Disclosed is a steel wire guiding device for an
intertrochanteric fracture. A first inserting hole which allows a main
guiding catheter to be inserted and a second inserting hole which allows an auxiliary
guiding catheter to be inserted are formed in a
handle, the near end of the main
guiding catheter and the near end of the auxiliary guiding
catheter are respectively in inserted connection with the
handle, the far end of the main guiding
catheter is in a hook shape and hooks small trochanteric fracture blocks in a sleeved mode, the far end of the main guiding
catheter and the far end of the auxiliary guiding catheter are connected, and therefore a bent channel which guides a steel wire to be wound around the position of the
intertrochanteric fracture is formed.
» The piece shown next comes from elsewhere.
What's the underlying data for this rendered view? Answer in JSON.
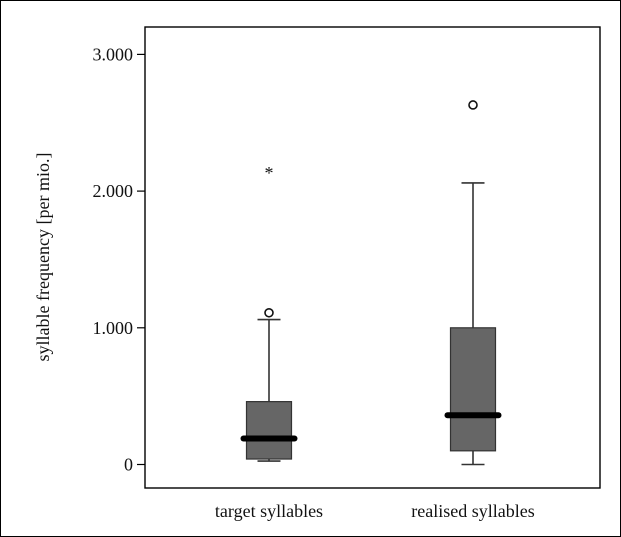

A hole which allows a steel wire ejection position to penetrate is formed in one side of the main guiding catheter, a gap which allows the steel wire to pull away is formed in the other side of the main guiding catheter, the
handle is further connected with a pushing mechanism, the pushing mechanism comprises a pushing rod which is inserted in the handle, a screw rod which is in threaded connection with the handle is arranged at the
tail end of the pushing rod, and the fracture position is jointly fixed by the main guiding catheter and the pushing mechanism. A combined type guide steel wire or a
titanium cable and a device for temporarily fixing the fracture are adopted, the tissue is rarely damaged, fracture healing is facilitated, minimally-invasive operation is achieved, use is convenient, and the operation is easy, convenient and reliable.